Farmer James had been bitter ever since his pigs had all succumbed to an epidemic that swept through the heartland and–like the hand of fate—had stayed at his farm.
He felt bitter toward the farmers who had been spared through no visible virtue or precaution on their part. He felt bitter towards fate, or whoever was in charge of the world, for allowing such unfairness. Not having stepped inside a church since his wife had died two years ago, he didn’t know where to place the blame; so, he blamed the chickens for surviving while their more intelligent brethren had not.
The pastor of the local church still visited from time to time, apparently hopeful that another lost lamb could be brought back into the fold. But if truth be told (and in an oblique way he had told the pastor this), he had never listened to his sermons, unless some reference had caught his attention, such as the best time to plant soybeans or the baseball game that afternoon. And as soon as the sermon returned to its main theme, usually about something irrelevant to what James considered his personal affairs, he would be thinking about the roast his wife had popped into the oven as they left the house. By the time the closing hymn was wrapping up the weekly service, his mind would be back at home with the sizzling juices seeping into the peeled potatoes which always stood guard around his wife’s Sunday roasts until they returned.
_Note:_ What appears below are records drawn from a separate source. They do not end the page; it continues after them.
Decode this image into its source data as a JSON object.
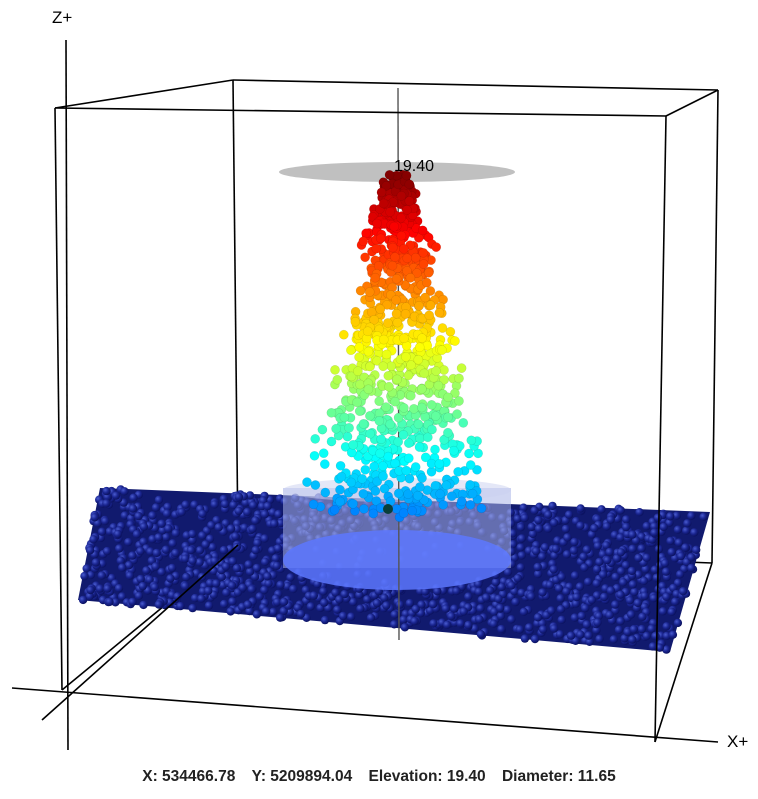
{
  "viewer": {
    "axis_z_label": "Z+",
    "axis_x_label": "X+",
    "tree_height_label": "19.40"
  },
  "status": {
    "x": "X: 534466.78",
    "y": "Y: 5209894.04",
    "elevation": "Elevation: 19.40",
    "diameter": "Diameter: 11.65"
  },
  "colors": {
    "ground_points": "#14207a",
    "selection_cylinder": "#6f8cff",
    "crown_top_disc": "#b0b0b0",
    "box_edges": "#000000",
    "stem_axis": "#555555"
  }
}
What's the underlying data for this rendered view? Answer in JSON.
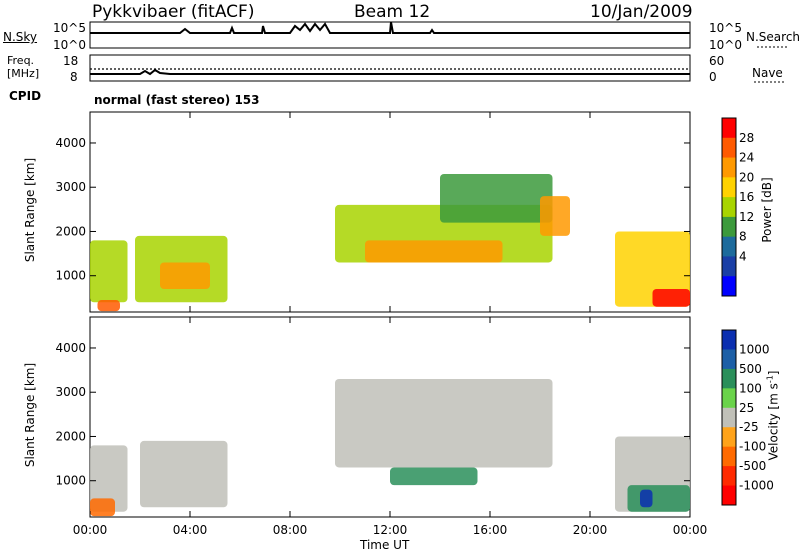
{
  "header": {
    "station": "Pykkvibaer (fitACF)",
    "beam": "Beam 12",
    "date": "10/Jan/2009"
  },
  "strips": {
    "nsky_label": "N.Sky",
    "nsearch_label": "N.Search",
    "nsky_ticks": [
      "10^5",
      "10^0"
    ],
    "nsearch_ticks": [
      "10^5",
      "10^0"
    ],
    "freq_label_line1": "Freq.",
    "freq_label_line2": "[MHz]",
    "freq_ticks": [
      "18",
      "8"
    ],
    "nave_label": "Nave",
    "nave_ticks": [
      "60",
      "0"
    ],
    "cpid_label": "CPID",
    "cpid_text": "normal (fast stereo) 153"
  },
  "power_panel": {
    "ylabel": "Slant Range [km]",
    "yticks": [
      "4000",
      "3000",
      "2000",
      "1000"
    ],
    "colorbar_label": "Power [dB]",
    "colorbar_ticks": [
      "28",
      "24",
      "20",
      "16",
      "12",
      "8",
      "4"
    ],
    "colorbar_colors": [
      "#ff0000",
      "#ff5a00",
      "#ff9900",
      "#ffd200",
      "#a8d400",
      "#3c9a3c",
      "#1d6b9c",
      "#1a3fa6",
      "#0000ff"
    ]
  },
  "velocity_panel": {
    "ylabel": "Slant Range [km]",
    "yticks": [
      "4000",
      "3000",
      "2000",
      "1000"
    ],
    "colorbar_label": "Velocity [m s",
    "colorbar_label_sup": "-1",
    "colorbar_label_end": "]",
    "colorbar_ticks": [
      "1000",
      "500",
      "100",
      "25",
      "-25",
      "-100",
      "-500",
      "-1000"
    ],
    "colorbar_colors": [
      "#0b2fb0",
      "#1c5fa6",
      "#2a8f5a",
      "#6ad34a",
      "#c0c0b8",
      "#ffa31a",
      "#ff6a00",
      "#ff2a00",
      "#ff0000"
    ]
  },
  "xaxis": {
    "ticks": [
      "00:00",
      "04:00",
      "08:00",
      "12:00",
      "16:00",
      "20:00",
      "00:00"
    ],
    "label": "Time UT"
  },
  "chart_data": [
    {
      "type": "heatmap",
      "name": "power",
      "title": "Power [dB]",
      "xlabel": "Time UT",
      "ylabel": "Slant Range [km]",
      "xlim": [
        0,
        24
      ],
      "ylim": [
        180,
        4700
      ],
      "zlim": [
        0,
        30
      ],
      "x_unit": "hours UT",
      "regions": [
        {
          "x": [
            0.0,
            1.5
          ],
          "y": [
            400,
            1800
          ],
          "value": 16
        },
        {
          "x": [
            0.3,
            1.2
          ],
          "y": [
            200,
            450
          ],
          "value": 24
        },
        {
          "x": [
            1.8,
            5.5
          ],
          "y": [
            400,
            1900
          ],
          "value": 14
        },
        {
          "x": [
            2.8,
            4.8
          ],
          "y": [
            700,
            1300
          ],
          "value": 20
        },
        {
          "x": [
            9.8,
            18.5
          ],
          "y": [
            1300,
            2600
          ],
          "value": 14
        },
        {
          "x": [
            11.0,
            16.5
          ],
          "y": [
            1300,
            1800
          ],
          "value": 22
        },
        {
          "x": [
            14.0,
            18.5
          ],
          "y": [
            2200,
            3300
          ],
          "value": 12
        },
        {
          "x": [
            18.0,
            19.2
          ],
          "y": [
            1900,
            2800
          ],
          "value": 22
        },
        {
          "x": [
            21.0,
            24.0
          ],
          "y": [
            300,
            2000
          ],
          "value": 18
        },
        {
          "x": [
            22.5,
            24.0
          ],
          "y": [
            300,
            700
          ],
          "value": 28
        }
      ]
    },
    {
      "type": "heatmap",
      "name": "velocity",
      "title": "Velocity [m s-1]",
      "xlabel": "Time UT",
      "ylabel": "Slant Range [km]",
      "xlim": [
        0,
        24
      ],
      "ylim": [
        180,
        4700
      ],
      "zlim": [
        -1000,
        1000
      ],
      "x_unit": "hours UT",
      "regions": [
        {
          "x": [
            0.0,
            1.5
          ],
          "y": [
            300,
            1800
          ],
          "value": 0
        },
        {
          "x": [
            0.0,
            1.0
          ],
          "y": [
            200,
            600
          ],
          "value": -500
        },
        {
          "x": [
            2.0,
            5.5
          ],
          "y": [
            400,
            1900
          ],
          "value": 0
        },
        {
          "x": [
            9.8,
            18.5
          ],
          "y": [
            1300,
            3300
          ],
          "value": 0
        },
        {
          "x": [
            12.0,
            15.5
          ],
          "y": [
            900,
            1300
          ],
          "value": 200
        },
        {
          "x": [
            21.0,
            24.0
          ],
          "y": [
            300,
            2000
          ],
          "value": 0
        },
        {
          "x": [
            21.5,
            24.0
          ],
          "y": [
            300,
            900
          ],
          "value": 300
        },
        {
          "x": [
            22.0,
            22.5
          ],
          "y": [
            400,
            800
          ],
          "value": 1000
        }
      ]
    }
  ]
}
Farmer James didn’t quite know what to make of it when, during one Sunday morning’s tour through the chicken coup, with a pail of grain in one hand and a basket for eggs in the other, he locked eyes with Mary. He didn’t usually think of the hens by the names his wife had given them, but he recognized Mary’s yellow top-feathers which had reminded his wife, also a Mary, of a halo. James ‘knew’ such features to be nothing but superficial variations, exhibited by animals everywhere without rhyme or reason. But this morning, Mary was looking at him in what his wife would have called a ‘soulful’ way.
Over his solitary breakfast later that Sunday morning, he noticed the clock as it struck nine times—indicating the time when his wife would have been urging him to get ready for the 10 am service. For two years, Widower James had scarcely ever looked at the clock or listened to its faithful ticking. But this morning, he kept his eyes on the pendulum rocking back and forth, as a strange thought came to him: these are the moments of my life and they won’t return.
At a loss about what he was supposed to do with such a thought (after all, he couldn’t stop those moments or ignore the animals who depended on him), an old trope of time lifted him off his kitchen chair. He stood up, shaved, put on a clean shirt and, before he could pause to wonder what was happening, his truck was driving past neighboring farms on its way into town.
While sitting in a pew and successfully ignoring the theme the pastor was doing his best to develop (his voice rising and falling like a sports announcer for whom running around the bases amounted to a flight of freedom), James kept wondering how Mary’s attentive gaze that morning had set something in motion in him.
After the service, when he was approached by a neighbor whose pigs were apparently doing splendidly, instead of feeling the resentment he had harbored for months, he found himself talking about his chickens and what fine, intelligent creatures they were.